Sometimes the husband and I pretend we have superpowers and can hear through walls, around corners and upstairs.

Yesterday he was in the kitchen and I was in the family room and he said, “Would you like to see ‘Hank the Dirty Narcissist?’”

We have different likes and dislikes when it comes to entertainment, but this was more puzzling than usual.

“Why would I want to see a show about some guy named Hank who is a dirty narcissist?” I called back.

He walked into the family room and slowly said, “Do you want to go see the Trans-Siberian Orchestra?”

Oh.

Our superpowers aren’t as super as we think. In truth, sometimes we can’t hear each other when we are in the same room.

The husband thinks we may have age-related hearing loss, but I don’t think that is the case at all.

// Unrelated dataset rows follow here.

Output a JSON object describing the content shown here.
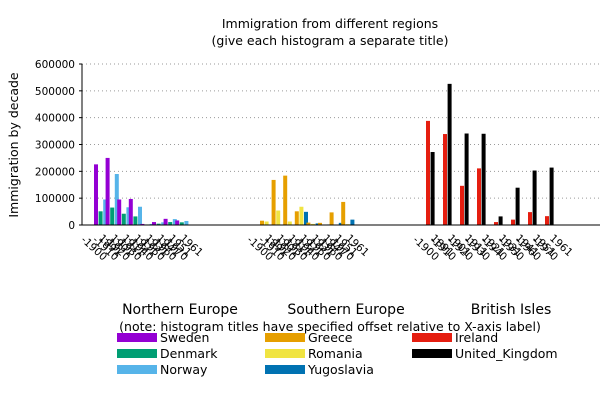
{
  "chart_data": {
    "type": "bar",
    "title": "Immigration from different regions",
    "subtitle": "(give each histogram a separate title)",
    "ylabel": "Immigration by decade",
    "xlabel": "",
    "ylim": [
      0,
      600000
    ],
    "yticks": [
      "0",
      "100000",
      "200000",
      "300000",
      "400000",
      "500000",
      "600000"
    ],
    "grid": "horizontal dotted",
    "categories": [
      "1891-1900",
      "1901-1910",
      "1911-1920",
      "1921-1930",
      "1931-1940",
      "1941-1950",
      "1951-1960",
      "1961-1970"
    ],
    "note": "(note: histogram titles have specified offset relative to X-axis label)",
    "groups": [
      {
        "title": "Northern Europe",
        "series": [
          {
            "name": "Sweden",
            "color": "#9400d3",
            "values": [
              226000,
              250000,
              95000,
              97000,
              4000,
              11000,
              23000,
              17000
            ]
          },
          {
            "name": "Denmark",
            "color": "#009e73",
            "values": [
              51000,
              65000,
              42000,
              32000,
              2000,
              5000,
              11000,
              10000
            ]
          },
          {
            "name": "Norway",
            "color": "#56b4e9",
            "values": [
              95000,
              190000,
              66000,
              68000,
              4000,
              10000,
              22000,
              15000
            ]
          }
        ]
      },
      {
        "title": "Southern Europe",
        "series": [
          {
            "name": "Greece",
            "color": "#e69f00",
            "values": [
              16000,
              168000,
              184000,
              51000,
              9000,
              8000,
              47000,
              86000
            ]
          },
          {
            "name": "Romania",
            "color": "#f0e442",
            "values": [
              13000,
              54000,
              13000,
              68000,
              4000,
              1000,
              1000,
              3000
            ]
          },
          {
            "name": "Yugoslavia",
            "color": "#0072b2",
            "values": [
              0,
              0,
              1000,
              49000,
              6000,
              2000,
              8000,
              20000
            ]
          }
        ]
      },
      {
        "title": "British Isles",
        "series": [
          {
            "name": "Ireland",
            "color": "#e51e10",
            "values": [
              388000,
              339000,
              146000,
              211000,
              11000,
              20000,
              48000,
              33000
            ]
          },
          {
            "name": "United_Kingdom",
            "color": "#000000",
            "values": [
              272000,
              526000,
              341000,
              340000,
              32000,
              139000,
              203000,
              214000
            ]
          }
        ]
      }
    ]
  }
}
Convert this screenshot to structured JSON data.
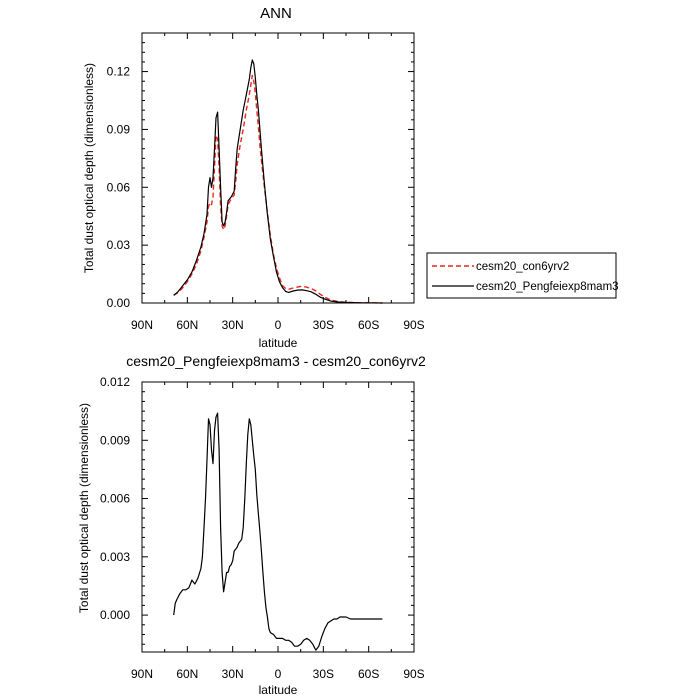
{
  "chart_data": [
    {
      "type": "line",
      "title": "ANN",
      "xlabel": "latitude",
      "ylabel": "Total dust optical depth (dimensionless)",
      "xlim": [
        90,
        -90
      ],
      "ylim": [
        0.0,
        0.14
      ],
      "xticks": [
        90,
        60,
        30,
        0,
        -30,
        -60,
        -90
      ],
      "xtick_labels": [
        "90N",
        "60N",
        "30N",
        "0",
        "30S",
        "60S",
        "90S"
      ],
      "yticks": [
        0.0,
        0.03,
        0.06,
        0.09,
        0.12
      ],
      "ytick_labels": [
        "0.00",
        "0.03",
        "0.06",
        "0.09",
        "0.12"
      ],
      "legend": {
        "placement": "right",
        "entries": [
          "cesm20_con6yrv2",
          "cesm20_Pengfeiexp8mam3"
        ]
      },
      "series": [
        {
          "name": "cesm20_con6yrv2",
          "color": "#e8281e",
          "dash": "dashed",
          "x": [
            69,
            66,
            63,
            60,
            57,
            54,
            51,
            49,
            47,
            46,
            45,
            44,
            43,
            42,
            41,
            40,
            39,
            38,
            37,
            36,
            35,
            34,
            33,
            31,
            29,
            28,
            27,
            25,
            23,
            21,
            19,
            18,
            17,
            16,
            15,
            14,
            13,
            12,
            11,
            9,
            7,
            5,
            3,
            1,
            -1,
            -3,
            -5,
            -7,
            -10,
            -13,
            -16,
            -19,
            -22,
            -25,
            -28,
            -31,
            -35,
            -40,
            -45,
            -50,
            -55,
            -60,
            -69
          ],
          "y": [
            0.004,
            0.0055,
            0.008,
            0.011,
            0.015,
            0.02,
            0.027,
            0.034,
            0.042,
            0.05,
            0.052,
            0.051,
            0.055,
            0.07,
            0.087,
            0.085,
            0.07,
            0.05,
            0.04,
            0.038,
            0.04,
            0.045,
            0.051,
            0.054,
            0.056,
            0.063,
            0.072,
            0.082,
            0.09,
            0.1,
            0.108,
            0.113,
            0.118,
            0.115,
            0.109,
            0.1,
            0.091,
            0.082,
            0.074,
            0.06,
            0.047,
            0.035,
            0.025,
            0.018,
            0.013,
            0.009,
            0.0075,
            0.0071,
            0.0078,
            0.0083,
            0.0087,
            0.0082,
            0.0075,
            0.0063,
            0.0045,
            0.003,
            0.0015,
            0.0007,
            0.0003,
            0.0002,
            0.0001,
            0.0001,
            0.0
          ]
        },
        {
          "name": "cesm20_Pengfeiexp8mam3",
          "color": "#000000",
          "dash": "solid",
          "x": [
            69,
            66,
            63,
            60,
            57,
            54,
            51,
            49,
            47,
            46,
            45,
            44,
            43,
            42,
            41,
            40,
            39,
            38,
            37,
            36,
            35,
            34,
            33,
            31,
            29,
            28,
            27,
            25,
            23,
            21,
            19,
            18,
            17,
            16,
            15,
            14,
            13,
            12,
            11,
            9,
            7,
            5,
            3,
            1,
            -1,
            -3,
            -5,
            -7,
            -10,
            -13,
            -16,
            -19,
            -22,
            -25,
            -28,
            -31,
            -35,
            -40,
            -45,
            -50,
            -55,
            -60,
            -69
          ],
          "y": [
            0.004,
            0.006,
            0.009,
            0.012,
            0.016,
            0.022,
            0.029,
            0.036,
            0.046,
            0.06,
            0.065,
            0.06,
            0.065,
            0.08,
            0.096,
            0.099,
            0.08,
            0.06,
            0.042,
            0.04,
            0.042,
            0.047,
            0.053,
            0.055,
            0.058,
            0.07,
            0.08,
            0.09,
            0.1,
            0.108,
            0.116,
            0.122,
            0.126,
            0.124,
            0.117,
            0.108,
            0.1,
            0.09,
            0.08,
            0.062,
            0.046,
            0.033,
            0.024,
            0.016,
            0.011,
            0.008,
            0.006,
            0.0055,
            0.0062,
            0.0067,
            0.0068,
            0.0064,
            0.0058,
            0.0045,
            0.003,
            0.002,
            0.001,
            0.0005,
            0.0003,
            0.0002,
            0.0001,
            0.0001,
            0.0
          ]
        }
      ]
    },
    {
      "type": "line",
      "title": "cesm20_Pengfeiexp8mam3 - cesm20_con6yrv2",
      "xlabel": "latitude",
      "ylabel": "Total dust optical depth (dimensionless)",
      "xlim": [
        90,
        -90
      ],
      "ylim": [
        -0.0019,
        0.012
      ],
      "xticks": [
        90,
        60,
        30,
        0,
        -30,
        -60,
        -90
      ],
      "xtick_labels": [
        "90N",
        "60N",
        "30N",
        "0",
        "30S",
        "60S",
        "90S"
      ],
      "yticks": [
        0.0,
        0.003,
        0.006,
        0.009,
        0.012
      ],
      "ytick_labels": [
        "0.000",
        "0.003",
        "0.006",
        "0.009",
        "0.012"
      ],
      "series": [
        {
          "name": "cesm20_Pengfeiexp8mam3 - cesm20_con6yrv2",
          "color": "#000000",
          "dash": "solid",
          "x": [
            69,
            68,
            67,
            65,
            63,
            61,
            59,
            58,
            57,
            56,
            55,
            53,
            51,
            50,
            49,
            48,
            47,
            46,
            45,
            44,
            43,
            42,
            41,
            40,
            39,
            38,
            37,
            36,
            35,
            34,
            33,
            32,
            31,
            30,
            29,
            28,
            27,
            26,
            25,
            24,
            23,
            22,
            21,
            20,
            19,
            18,
            17,
            16,
            15,
            14,
            13,
            12,
            11,
            10,
            9,
            8,
            7,
            6,
            5,
            3,
            1,
            -1,
            -3,
            -5,
            -7,
            -9,
            -11,
            -13,
            -15,
            -17,
            -19,
            -21,
            -23,
            -25,
            -27,
            -29,
            -31,
            -33,
            -35,
            -37,
            -39,
            -41,
            -43,
            -45,
            -48,
            -52,
            -56,
            -60,
            -64,
            -69
          ],
          "y": [
            0.0,
            0.0006,
            0.0008,
            0.0011,
            0.0013,
            0.0013,
            0.0014,
            0.0016,
            0.0018,
            0.0017,
            0.0016,
            0.0019,
            0.0024,
            0.003,
            0.0045,
            0.006,
            0.008,
            0.0101,
            0.0098,
            0.0085,
            0.0078,
            0.0095,
            0.0102,
            0.0104,
            0.0085,
            0.0045,
            0.0022,
            0.0012,
            0.0017,
            0.0022,
            0.0022,
            0.0025,
            0.0026,
            0.0028,
            0.0033,
            0.0034,
            0.0035,
            0.0037,
            0.0038,
            0.0039,
            0.0045,
            0.006,
            0.0078,
            0.0093,
            0.0101,
            0.0098,
            0.009,
            0.0082,
            0.0075,
            0.0062,
            0.0052,
            0.0043,
            0.0033,
            0.0022,
            0.0012,
            0.0004,
            -0.0001,
            -0.0007,
            -0.0009,
            -0.001,
            -0.0012,
            -0.0012,
            -0.0012,
            -0.0013,
            -0.0013,
            -0.0014,
            -0.0016,
            -0.0016,
            -0.0015,
            -0.0013,
            -0.0012,
            -0.0013,
            -0.0015,
            -0.0018,
            -0.0016,
            -0.0011,
            -0.0007,
            -0.0004,
            -0.0003,
            -0.0002,
            -0.0002,
            -0.0001,
            -0.0001,
            -0.0001,
            -0.0002,
            -0.0002,
            -0.0002,
            -0.0002,
            -0.0002,
            -0.0002
          ]
        }
      ]
    }
  ]
}
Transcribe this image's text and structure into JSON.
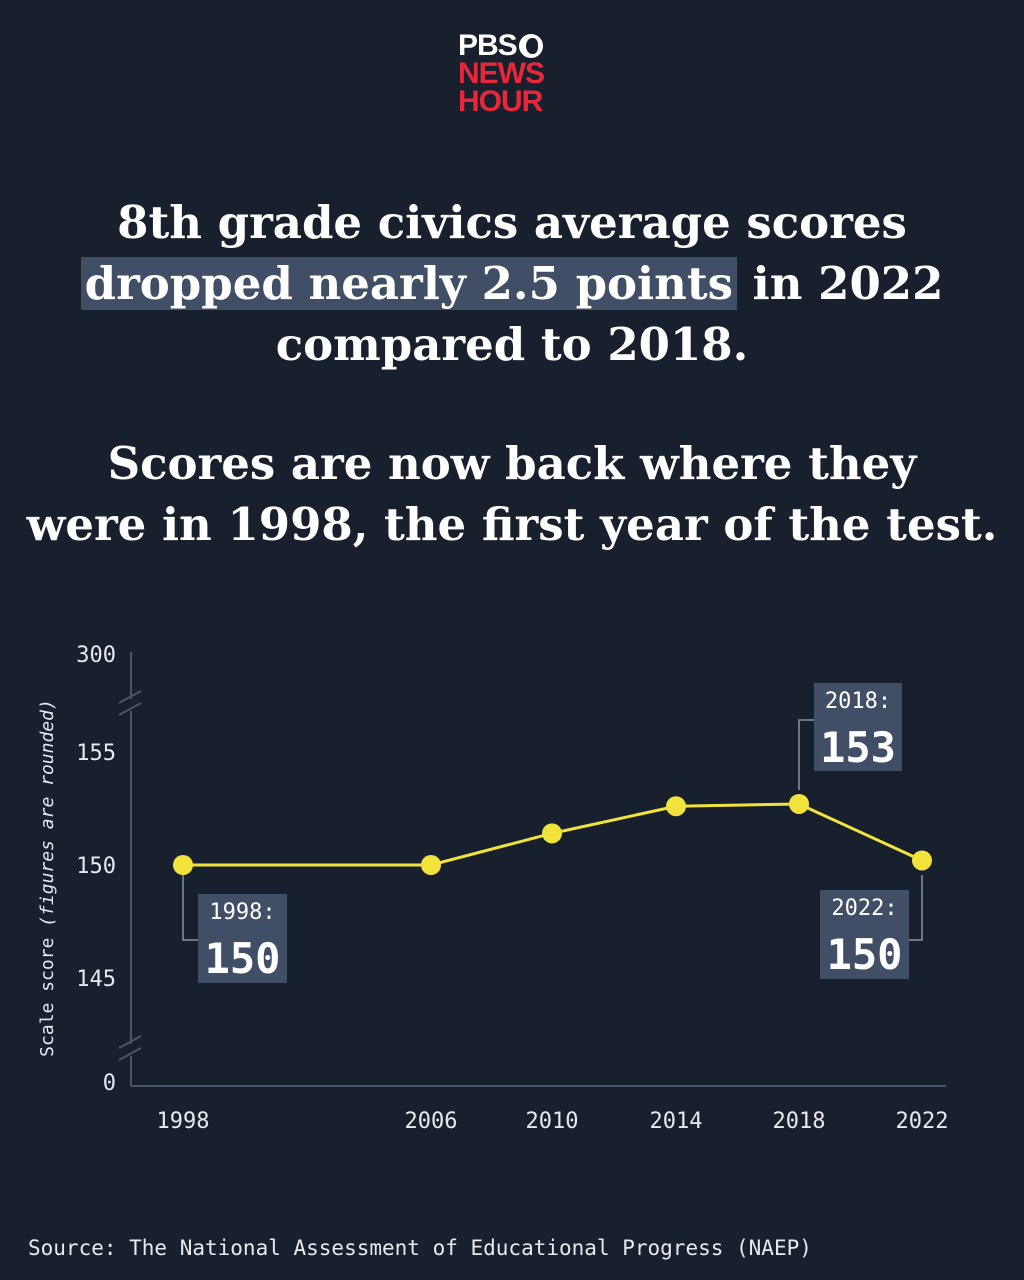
{
  "logo": {
    "line1": "PBS",
    "line2": "NEWS",
    "line3": "HOUR"
  },
  "headline": {
    "line1": "8th grade civics average scores",
    "highlight": "dropped nearly 2.5 points",
    "line2_rest": " in 2022",
    "line3": "compared to 2018."
  },
  "subhead": {
    "line1": "Scores are now back where they",
    "line2": "were in 1998, the first year of the test."
  },
  "source": "Source: The National Assessment of Educational Progress (NAEP)",
  "colors": {
    "background": "#18202e",
    "line": "#f2e33c",
    "callout": "#404f66",
    "brand_red": "#e8273a"
  },
  "chart_data": {
    "type": "line",
    "ylabel": "Scale score (figures are rounded)",
    "x": [
      "1998",
      "2006",
      "2010",
      "2014",
      "2018",
      "2022"
    ],
    "series": [
      {
        "values": [
          150,
          150,
          151.4,
          152.6,
          152.7,
          150.2
        ]
      }
    ],
    "y_ticks": [
      "300",
      "155",
      "150",
      "145",
      "0"
    ],
    "axis_breaks": "between 155 and 300, and between 0 and 145",
    "annotations": [
      {
        "x": "1998",
        "label": "1998:",
        "value": "150"
      },
      {
        "x": "2018",
        "label": "2018:",
        "value": "153"
      },
      {
        "x": "2022",
        "label": "2022:",
        "value": "150"
      }
    ]
  }
}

I think we have spouse-related hearing loss, which is entirely different, but equally as frustrating.

Spouse-related hearing loss begins around the 20th anniversary, picks up steam by the 25th, and is a runaway train by the 30th.

The husband surmised he should have his hearing tested and I said, “Don’t bother, I can diagnose the problem.”

“You’re not a doctor,” he said.

“No, but I play one in real life—ear infections, sore throats, strep, sinus problems, chest colds, appendicitis, asthma, flu and broken arms. I can test your hearing right here, right now.”

He just looked at me.

“No charge,” I said.

“OK, have it your way.”

A few minutes later, we are in the same room and I say, “I’d like to go see a musical I’ve been hearing about. What do you think about Wednesday evening?”

Of course, in a musical the actors periodically break into song and dance and I knew that might be a problem for him.

No answer. Nothing. The man is within arm’s reach and he cannot hear me. His problem is twofold—tonal frequency and topic.

My tone told him I was about to attempt to sell him on something, so his hearing began shutting down. At the mention of the possibility of attending a musical, his hearing turned completely off.

Had I inserted the words football, basketball or baseball in place of musical, he would not only have heard and responded, but pumped his fist in the air.

To further test the theory, I try again.

“How do thick juicy burgers on the grill sound for dinner?” I whisper in a barely audible voice.

“GREAT!” he yells. “I’ll light the grill.”

Just like that, the man is out the door and fanning flames on the grill. Excellent hearing and even better response time.

Dinner is now on the table.

“The burgers are ready and I bought tickets to the musical,” I say.

“I heard the burgers are ready,” he says. “What else did you say?”